Commuters help people out of derailed train, comfort victims

Cars from an Amtrak train lay spilled onto Interstate 5 below as some remain on the tracks above Monday, Dec. 18, 2017, in DuPont, Wash. The Amtrak train making the first-ever run along a faster new route hurtled off the overpass Monday near Tacoma and spilled some of its cars onto the highway below, killing some people, authorities said. Seventy-eight passengers and five crew members were aboard when the train moving at more than 80 mph derailed about 40 miles south of Seattle before 8 a.m., Amtrak said. (AP Photo/Elaine Thompson)

DUPONT, Wash. (AP) - Daniel Konzelman was one of thousands of commuters barreling along a highway outside Seattle on Monday morning when the emergency response training he learned as an Eagle Scout kicked in.

He and a friend pulled over after an Amtrak passenger train hurtled off an overpass and crashed into vehicles on Interstate 5 below, killing three people and injuring dozens of others, officials said. They rushed to help, running along the tracks and over the bridge to get to the scene.

Some train cars had their roofs ripped off or were turned upside down. Others were turned sideways on the bridge. Konzelman, 24, and his friend clambered into train cars to look for victims.

"I just wanted to help people because I would want people to help me," he said.

The scene was grisly, with some people pinned under the train and others who appeared to be dead. If people could move and seemed stable, Konzelman said he helped them climb out of the train. If they looked seriously hurt, he tried to offer comfort by talking to them to calm them down.

They stayed to help for nearly two hours.
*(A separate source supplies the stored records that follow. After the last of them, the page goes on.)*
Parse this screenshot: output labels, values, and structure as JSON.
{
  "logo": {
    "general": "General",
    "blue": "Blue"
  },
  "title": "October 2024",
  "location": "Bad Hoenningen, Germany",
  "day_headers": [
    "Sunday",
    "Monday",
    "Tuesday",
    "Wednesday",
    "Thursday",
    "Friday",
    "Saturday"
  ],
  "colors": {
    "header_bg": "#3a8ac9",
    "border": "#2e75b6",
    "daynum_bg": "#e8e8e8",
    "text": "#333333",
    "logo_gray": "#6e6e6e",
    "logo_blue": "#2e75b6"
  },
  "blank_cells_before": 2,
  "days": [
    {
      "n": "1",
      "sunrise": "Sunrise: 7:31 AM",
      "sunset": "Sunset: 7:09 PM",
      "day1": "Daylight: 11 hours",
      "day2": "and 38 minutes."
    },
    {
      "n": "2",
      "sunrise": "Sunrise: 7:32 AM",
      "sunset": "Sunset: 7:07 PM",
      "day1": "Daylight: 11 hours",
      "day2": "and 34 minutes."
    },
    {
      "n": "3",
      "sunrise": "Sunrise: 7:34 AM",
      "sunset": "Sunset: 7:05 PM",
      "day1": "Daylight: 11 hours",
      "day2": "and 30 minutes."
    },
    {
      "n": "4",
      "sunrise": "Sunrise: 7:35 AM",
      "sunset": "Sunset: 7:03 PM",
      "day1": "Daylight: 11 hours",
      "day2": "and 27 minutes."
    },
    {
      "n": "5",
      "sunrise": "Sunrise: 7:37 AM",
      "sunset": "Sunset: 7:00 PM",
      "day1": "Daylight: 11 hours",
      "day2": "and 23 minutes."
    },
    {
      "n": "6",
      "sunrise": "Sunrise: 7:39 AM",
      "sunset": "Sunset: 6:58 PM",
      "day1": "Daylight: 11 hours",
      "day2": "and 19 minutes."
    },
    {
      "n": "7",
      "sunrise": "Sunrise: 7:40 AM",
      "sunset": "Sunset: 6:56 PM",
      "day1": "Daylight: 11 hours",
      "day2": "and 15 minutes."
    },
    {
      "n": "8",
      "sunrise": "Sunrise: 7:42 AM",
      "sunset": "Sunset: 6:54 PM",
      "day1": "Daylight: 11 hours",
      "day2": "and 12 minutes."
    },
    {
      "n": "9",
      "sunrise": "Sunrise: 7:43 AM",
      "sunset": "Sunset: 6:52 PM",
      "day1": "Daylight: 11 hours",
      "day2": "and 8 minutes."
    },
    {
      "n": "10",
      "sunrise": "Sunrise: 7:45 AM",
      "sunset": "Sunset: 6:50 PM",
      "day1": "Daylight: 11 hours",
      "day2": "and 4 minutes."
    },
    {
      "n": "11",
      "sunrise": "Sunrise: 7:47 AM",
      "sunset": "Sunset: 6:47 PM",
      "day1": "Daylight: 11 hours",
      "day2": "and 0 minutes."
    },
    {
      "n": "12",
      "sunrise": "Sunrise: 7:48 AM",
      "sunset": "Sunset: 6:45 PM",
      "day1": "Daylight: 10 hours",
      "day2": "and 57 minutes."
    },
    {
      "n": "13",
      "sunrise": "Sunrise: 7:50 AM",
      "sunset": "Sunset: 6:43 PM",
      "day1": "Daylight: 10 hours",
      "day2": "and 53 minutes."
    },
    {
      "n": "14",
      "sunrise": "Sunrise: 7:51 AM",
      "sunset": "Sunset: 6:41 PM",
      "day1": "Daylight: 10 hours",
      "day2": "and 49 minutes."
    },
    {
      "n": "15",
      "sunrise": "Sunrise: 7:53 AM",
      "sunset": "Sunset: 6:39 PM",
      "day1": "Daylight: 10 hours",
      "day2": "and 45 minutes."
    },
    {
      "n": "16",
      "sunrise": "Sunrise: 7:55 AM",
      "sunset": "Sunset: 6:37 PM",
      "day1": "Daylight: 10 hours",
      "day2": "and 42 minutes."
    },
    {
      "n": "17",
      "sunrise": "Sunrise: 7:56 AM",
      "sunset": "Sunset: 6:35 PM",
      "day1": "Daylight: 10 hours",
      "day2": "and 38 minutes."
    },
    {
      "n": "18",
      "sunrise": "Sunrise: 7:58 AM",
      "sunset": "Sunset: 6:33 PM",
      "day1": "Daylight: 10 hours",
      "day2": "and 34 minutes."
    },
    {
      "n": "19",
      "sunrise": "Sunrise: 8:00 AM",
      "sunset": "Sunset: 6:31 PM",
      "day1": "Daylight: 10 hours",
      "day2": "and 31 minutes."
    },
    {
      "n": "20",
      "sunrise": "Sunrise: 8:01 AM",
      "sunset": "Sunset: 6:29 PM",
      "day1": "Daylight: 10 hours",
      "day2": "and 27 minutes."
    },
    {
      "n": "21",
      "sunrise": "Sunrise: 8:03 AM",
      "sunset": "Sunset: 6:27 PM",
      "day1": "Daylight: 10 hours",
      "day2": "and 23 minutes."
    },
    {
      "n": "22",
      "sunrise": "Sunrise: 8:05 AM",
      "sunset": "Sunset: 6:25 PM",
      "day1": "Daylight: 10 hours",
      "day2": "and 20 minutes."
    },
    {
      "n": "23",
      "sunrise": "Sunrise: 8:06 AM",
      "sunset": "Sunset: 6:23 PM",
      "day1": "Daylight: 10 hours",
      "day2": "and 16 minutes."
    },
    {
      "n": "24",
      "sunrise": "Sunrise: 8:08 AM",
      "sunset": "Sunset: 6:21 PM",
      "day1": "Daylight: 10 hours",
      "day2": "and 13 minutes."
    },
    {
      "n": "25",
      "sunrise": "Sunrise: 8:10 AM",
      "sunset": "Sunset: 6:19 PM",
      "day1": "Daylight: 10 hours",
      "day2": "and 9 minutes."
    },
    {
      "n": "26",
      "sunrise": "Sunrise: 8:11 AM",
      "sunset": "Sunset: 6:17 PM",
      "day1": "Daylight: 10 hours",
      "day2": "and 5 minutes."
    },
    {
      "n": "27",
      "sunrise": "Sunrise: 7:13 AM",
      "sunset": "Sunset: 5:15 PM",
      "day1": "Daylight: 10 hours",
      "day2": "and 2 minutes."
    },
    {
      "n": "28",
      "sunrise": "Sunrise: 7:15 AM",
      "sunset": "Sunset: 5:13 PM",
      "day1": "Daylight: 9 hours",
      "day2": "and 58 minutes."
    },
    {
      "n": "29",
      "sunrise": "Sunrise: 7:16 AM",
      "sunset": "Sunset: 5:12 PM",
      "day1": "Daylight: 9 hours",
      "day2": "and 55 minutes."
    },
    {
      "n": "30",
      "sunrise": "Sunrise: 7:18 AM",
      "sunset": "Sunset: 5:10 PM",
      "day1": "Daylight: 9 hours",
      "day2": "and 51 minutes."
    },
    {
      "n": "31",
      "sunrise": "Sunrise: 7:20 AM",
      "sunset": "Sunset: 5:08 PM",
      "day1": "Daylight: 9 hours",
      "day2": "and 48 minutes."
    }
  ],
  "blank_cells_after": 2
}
"I wasn't scared. I knew what to expect. ... I prepared for the worst and hoped for the best. I saw a little bit of both," Konzelman said.

Dr. Nathan Selden, a neurosurgeon at the Oregon Health & Science University in Portland, said he and his son drove through the accident scene while traveling north to visit Seattle. The doctor asked if he could help and was ushered to a medical triage tent in the highway median.

The most seriously injured had already been whisked away, but the patients he helped appeared to have open head wounds and skull, pelvic or leg fractures, as well as small cuts and neck sprains, he said.

He called it a miracle that an infant child he saw from the scene appeared completely unharmed.

The clamor from the crash and the wail of sirens drew the attention of people living nearby. Some stood outside in their pajamas, illuminated by the emergency lights that bounced off the wet roadway. Others snapped photos while emergency workers scrambled to set up medical tents and triage the injured.

About 35 military personnel from nearby Joint Base Lewis-McChord were among the first to respond to the derailment. Base spokesman Gary Dangerfield said paramedics, firefighters and others from the base regularly train with local authorities so they are ready to help in emergencies.

Witnesses said some military personnel ran to the cars stopped along the side of the road, gathering first-aid kits, towels and other items that could help with the rescue efforts.

"When we first started pulling up, I heard yelling and screaming and sirens forever," said Corban Rakestraw, who was driving to work when he came upon the crash.

The train was making its first-ever run along a faster new route between Portland, Oregon, and Seattle. Seventy-seven passengers and seven crew members were aboard.